Los Angeles Lakers star LeBron James is joining Fenway Sports Group as a partner, giving him an ownership stake in its subsidiaries that include the Boston Red Sox, Liverpool Football Club, Roush Fenway Racing and the regional sports network NESN.
James, 36, already owned 2% of Liverpool, the current English Premier League champion. In joining FSG and expanding his investment, James and his business partner Maverick Carter will become the company's first Black partners.
"I think for me and for my partner, Maverick, to be the first two Black men to be a part of that ownership group in the history of that franchise, I think it's pretty damn cool," James said after Tuesday night's victory over the Minnesota Timberwolves. "It gives me and people that look like me hope and inspiration that they can be in a position like that as well, that it can be done. It gives my kids at my I Promise School more and more inspiration as well."

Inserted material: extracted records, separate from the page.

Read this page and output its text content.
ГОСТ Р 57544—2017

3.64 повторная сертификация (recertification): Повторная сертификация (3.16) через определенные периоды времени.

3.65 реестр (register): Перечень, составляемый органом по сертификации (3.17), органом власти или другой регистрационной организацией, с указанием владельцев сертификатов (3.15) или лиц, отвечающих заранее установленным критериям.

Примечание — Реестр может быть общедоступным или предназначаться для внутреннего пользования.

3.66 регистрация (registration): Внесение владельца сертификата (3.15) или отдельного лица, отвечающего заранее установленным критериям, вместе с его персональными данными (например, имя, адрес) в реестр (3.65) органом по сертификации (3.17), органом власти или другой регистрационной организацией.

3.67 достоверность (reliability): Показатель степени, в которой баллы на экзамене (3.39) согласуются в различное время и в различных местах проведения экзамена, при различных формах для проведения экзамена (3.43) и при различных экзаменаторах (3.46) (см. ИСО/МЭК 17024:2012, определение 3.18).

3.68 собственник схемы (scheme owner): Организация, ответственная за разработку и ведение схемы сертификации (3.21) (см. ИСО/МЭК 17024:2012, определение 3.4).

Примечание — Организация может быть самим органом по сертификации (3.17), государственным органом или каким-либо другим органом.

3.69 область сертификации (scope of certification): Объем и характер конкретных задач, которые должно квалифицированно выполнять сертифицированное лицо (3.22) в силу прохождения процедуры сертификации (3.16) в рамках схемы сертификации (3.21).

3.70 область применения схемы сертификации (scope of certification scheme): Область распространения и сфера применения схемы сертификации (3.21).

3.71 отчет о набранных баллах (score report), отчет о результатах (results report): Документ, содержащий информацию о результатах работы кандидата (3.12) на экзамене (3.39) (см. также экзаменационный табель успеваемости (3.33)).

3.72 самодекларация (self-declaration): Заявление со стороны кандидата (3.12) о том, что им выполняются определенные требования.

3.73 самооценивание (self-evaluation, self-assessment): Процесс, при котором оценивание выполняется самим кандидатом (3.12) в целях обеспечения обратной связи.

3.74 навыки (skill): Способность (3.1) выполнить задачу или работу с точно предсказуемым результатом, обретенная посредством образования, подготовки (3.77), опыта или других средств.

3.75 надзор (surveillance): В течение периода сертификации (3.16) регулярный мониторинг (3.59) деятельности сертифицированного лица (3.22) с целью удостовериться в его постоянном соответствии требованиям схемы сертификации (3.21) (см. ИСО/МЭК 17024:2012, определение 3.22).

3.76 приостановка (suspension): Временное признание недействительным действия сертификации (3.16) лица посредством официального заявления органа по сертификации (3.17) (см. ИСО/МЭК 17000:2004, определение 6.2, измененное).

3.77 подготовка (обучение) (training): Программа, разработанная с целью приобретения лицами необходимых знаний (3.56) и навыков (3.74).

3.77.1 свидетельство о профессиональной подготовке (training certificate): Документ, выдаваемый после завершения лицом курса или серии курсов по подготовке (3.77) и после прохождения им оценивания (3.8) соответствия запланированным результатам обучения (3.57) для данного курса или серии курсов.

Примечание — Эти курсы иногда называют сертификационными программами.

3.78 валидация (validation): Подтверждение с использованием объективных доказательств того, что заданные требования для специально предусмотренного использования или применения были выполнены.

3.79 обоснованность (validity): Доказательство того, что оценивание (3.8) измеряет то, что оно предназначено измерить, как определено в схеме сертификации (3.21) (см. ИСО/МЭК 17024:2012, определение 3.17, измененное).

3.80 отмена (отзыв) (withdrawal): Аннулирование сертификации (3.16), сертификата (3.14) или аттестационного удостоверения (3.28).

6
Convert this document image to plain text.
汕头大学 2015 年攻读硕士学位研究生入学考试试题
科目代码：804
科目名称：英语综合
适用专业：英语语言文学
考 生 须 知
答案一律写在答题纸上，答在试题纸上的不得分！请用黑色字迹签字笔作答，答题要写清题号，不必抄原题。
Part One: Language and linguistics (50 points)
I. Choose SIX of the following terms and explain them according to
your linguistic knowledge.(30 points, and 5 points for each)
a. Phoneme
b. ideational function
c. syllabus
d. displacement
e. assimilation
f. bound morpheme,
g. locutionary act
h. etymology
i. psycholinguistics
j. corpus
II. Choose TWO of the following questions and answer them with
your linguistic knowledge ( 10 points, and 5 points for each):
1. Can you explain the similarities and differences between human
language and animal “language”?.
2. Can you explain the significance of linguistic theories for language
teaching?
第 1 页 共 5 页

FSG is among the largest sports ownership entities in the world, and James' involvement will only increase its reach. In addition to James coming onboard, FSG received a $750 million investment from RedBird Capital Partners, according to The Boston Globe, which first reported James' ownership stake.
With league rules preventing current players from owning portions of the NBA or WNBA, James, who has earned more than $1 billion in his career, according to Forbes, branched out with a conglomerate that started by owning the Red Sox. FSG's broad footprint could expand even more with the infusion of cash from RedBird Capital.
FSG bought Liverpool in 2010 for $493 million -- and James joined in the investment for a reported $6.5 million. FSG turned down a $2.6 billion bid for the team in August 2018, leaving James with tens of millions in profit from his initial investment.
James has not been shy about his desire to own an NBA team. At the NBA All-Star Game in 2019, he told reporters that upon his retirement, "I believe if I wanted to, I could own a team or be part of a basketball team. I know I got so much knowledge of the game that I don't want to, once I stop playing -- I just [do not] want to get away from the game."
In January, when the WNBA's Atlanta Dream were put up for sale, James tweeted: "Think I'm gone put together an ownership group for The Dream." He proceeded to help Renee Montgomery, the former WNBA player and activist, meet with commissioner Cathy Engelbert before she joined with two partners to complete the purchase.
"Yeah, I've always said that. My goal is to own a team, own an NBA team," James said Tuesday night. "I got so much to give to the game. I know what it takes to win at this level. I know talent. I also know how to run a business, as well. And so, that is my goal. My goal is to own an NBA franchise, and it will be sooner than later."
With the Red Sox, James gets limited partnership in one of Major League Baseball's jewel franchises. The team's estimated value is more than $3 billion, and while it's expected to lag behind in the competitive American League East division this season, Boston has significantly improved its farm system and should increase its payroll going into the 2022 season after paring back spending the past two years.
"Obviously a historical franchise," James said of the Red Sox. "And we know the history of the World Series championships that they've brought home to Boston and players that have come through there and the legacy that they hold in that area."
James' connection to FSG goes deeper than his investment in Liverpool. Among the executive producers of the comedy "Survivor's Remorse," which aired for four seasons on Starz: James, Carter and Tom Werner, the longtime television producer and chairman of the Red Sox and Liverpool. Werner owns the second-largest stake in FSG behind principal owner John Henry.
James has long said he's a fan of Boston's historic rival, the New York Yankees, and publicly rooted for the Los Angeles Dodgers in last year's World Series.